IT in schools: time for concrete, nationally coordinated action!

 

In recent years, the use of IT in schools has finally started to take off, which is very encouraging. What is worrying, however, is that the initiatives are so scattered, with some enthusiastic schools and municipalities having come much further than others. Equality in distribution and use should be a matter of concern for the responsible ministries and authorities, but unfortunately the central decision-makers, with the Minister of Education Jan Björklund at the forefront, have completely abdicated the issue.
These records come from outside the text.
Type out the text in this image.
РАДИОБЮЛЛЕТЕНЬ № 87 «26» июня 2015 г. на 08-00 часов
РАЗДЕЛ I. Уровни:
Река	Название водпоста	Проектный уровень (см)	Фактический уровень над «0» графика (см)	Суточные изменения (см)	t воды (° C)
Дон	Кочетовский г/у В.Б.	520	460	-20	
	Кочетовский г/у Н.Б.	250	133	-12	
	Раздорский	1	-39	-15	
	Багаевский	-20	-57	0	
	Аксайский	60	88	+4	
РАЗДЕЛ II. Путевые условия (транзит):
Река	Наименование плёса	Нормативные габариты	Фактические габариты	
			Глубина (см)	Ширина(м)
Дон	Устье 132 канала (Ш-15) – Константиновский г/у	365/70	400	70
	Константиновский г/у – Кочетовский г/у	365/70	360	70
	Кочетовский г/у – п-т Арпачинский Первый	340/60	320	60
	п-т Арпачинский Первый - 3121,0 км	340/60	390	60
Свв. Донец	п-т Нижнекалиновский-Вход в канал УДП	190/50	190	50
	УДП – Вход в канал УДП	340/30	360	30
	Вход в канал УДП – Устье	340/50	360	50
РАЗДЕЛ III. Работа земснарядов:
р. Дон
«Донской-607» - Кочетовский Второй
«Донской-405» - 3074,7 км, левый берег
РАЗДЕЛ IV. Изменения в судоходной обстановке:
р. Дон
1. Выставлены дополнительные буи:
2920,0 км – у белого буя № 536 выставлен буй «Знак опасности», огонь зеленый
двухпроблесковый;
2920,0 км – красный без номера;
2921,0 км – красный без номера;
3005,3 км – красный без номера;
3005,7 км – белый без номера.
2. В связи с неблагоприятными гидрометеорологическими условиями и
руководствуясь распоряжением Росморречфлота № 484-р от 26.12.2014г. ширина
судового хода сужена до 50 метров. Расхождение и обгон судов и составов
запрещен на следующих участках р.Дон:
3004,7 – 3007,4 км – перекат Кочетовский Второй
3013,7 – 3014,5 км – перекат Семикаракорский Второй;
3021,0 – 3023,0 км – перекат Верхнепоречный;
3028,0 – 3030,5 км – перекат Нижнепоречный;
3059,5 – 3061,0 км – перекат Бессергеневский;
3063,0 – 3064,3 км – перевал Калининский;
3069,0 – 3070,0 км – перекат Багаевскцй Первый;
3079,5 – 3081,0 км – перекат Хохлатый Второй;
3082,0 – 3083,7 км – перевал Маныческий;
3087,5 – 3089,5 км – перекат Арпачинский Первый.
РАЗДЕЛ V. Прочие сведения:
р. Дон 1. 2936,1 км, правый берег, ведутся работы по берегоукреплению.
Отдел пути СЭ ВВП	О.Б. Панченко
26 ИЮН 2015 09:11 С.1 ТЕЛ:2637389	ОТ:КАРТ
An organized and thoughtful roll-out of IT in schools, to support both pedagogy and administration, is an important issue for the Swedish IT industry, in several ways. First, it is good business. Even though school authorities are already spending billions in this area, it is not good for the industry that investments are made in the improvised way that is currently the case. To put it in our own words: the client competence is low, which both the "clients" - the schools and their students - and the industry suffer from.

Secondly, it is about the skills of the future. With an unstructured array of equipment and methods that are at best on par with the rest of society, at worst a couple of decades behind, we cannot ensure that young people acquire the 21st Century Skills that school developers around the world are chasing. We cannot have a workforce that will serve our future high-tech industry where perhaps the most important skills - digital skills - are largely acquired outside school.

During the spring, IT&Telecom companies will develop a proposal for a national action program regarding IT in schools, which will be presented in Almedalen. The focus is on concreteness - there are already plenty of visions (if we exclude the corridors of the Ministry of Education). In this work, we want to collaborate with all the parties(The Computer in Education, the Digitization Commission, etc.) who already possess great knowledge in the field. We welcome even more!

Regardless of whether the Ministry of Education sees value in central coordination or not, we in the industry want to make sure that everyone is pulling in the same direction.